Une autre subtilité de Gameplay qui va beaucoup plaire aux fans est la Transe. La Transe est la capacité à se transformer en un des héros phares de la série tels que Yuna ou bien encore Cloud. Vous pourrez alors utiliser les techniques spéciales de ces personnages et même déclencher des attaques ultimes dévastatrices. Si jouer ces personnages est un réel plaisir et, avouons-le, du fan-service pur et dur, ne vous attendez pas à les utiliser dès la première heure de jeu.
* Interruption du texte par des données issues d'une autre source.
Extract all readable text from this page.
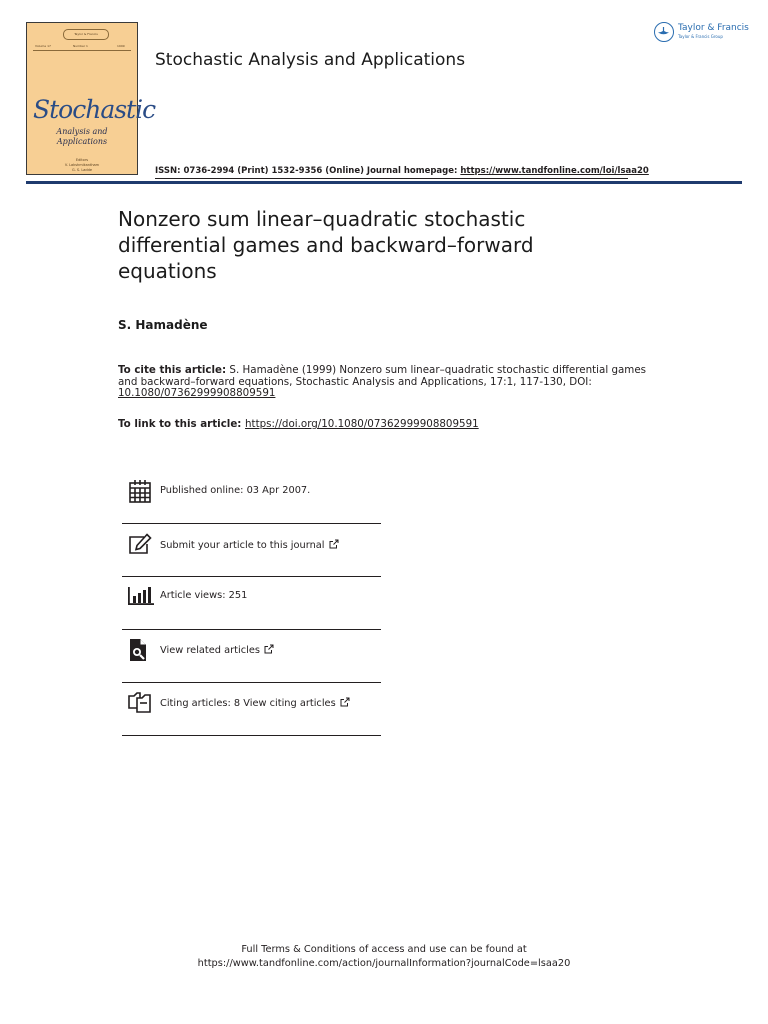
Taylor & Francis
Volume 17	Number 1	1999
Stochastic
Analysis and
Applications
Editors
V. Lakshmikantham
G. S. Ladde
Stochastic Analysis and Applications
Taylor & Francis
Taylor & Francis Group
ISSN: 0736-2994 (Print) 1532-9356 (Online) Journal homepage: https://www.tandfonline.com/loi/lsaa20
Nonzero sum linear–quadratic stochastic differential games and backward–forward equations
S. Hamadène
To cite this article: S. Hamadène (1999) Nonzero sum linear–quadratic stochastic differential games and backward–forward equations, Stochastic Analysis and Applications, 17:1, 117-130, DOI: 10.1080/07362999908809591
To link to this article: https://doi.org/10.1080/07362999908809591
Published online: 03 Apr 2007.
Submit your article to this journal
Article views: 251
View related articles
Citing articles: 8 View citing articles
Full Terms & Conditions of access and use can be found at
https://www.tandfonline.com/action/journalInformation?journalCode=lsaa20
Chaque Transe se débloquera en fonction de certains accomplissements : utiliser 500 capacités de soin, faire 10 000 dégâts ou gagner 100 000 PC (points de compétence).

Pas de Loot mais du Craft

Mais alors pourquoi combattre ? Sachez que vous ne récupérerez aucun équipement sur vos ennemis. Non, Final Fantasy Explorers mise tout sur un système de Craft. Pour forger des armes ou des armures, vous devrez récupérer tout un tas de composantes sur divers ennemis. Pour les équipements les plus puissants, vous devrez même vous battre à plusieurs reprises contre les créatures les plus imposantes du jeu (les fameux Eidolons Odin, Ifrit, Shiva et tant d’autres) car chaque ingrédient a un certain pourcentage de chance de tomber.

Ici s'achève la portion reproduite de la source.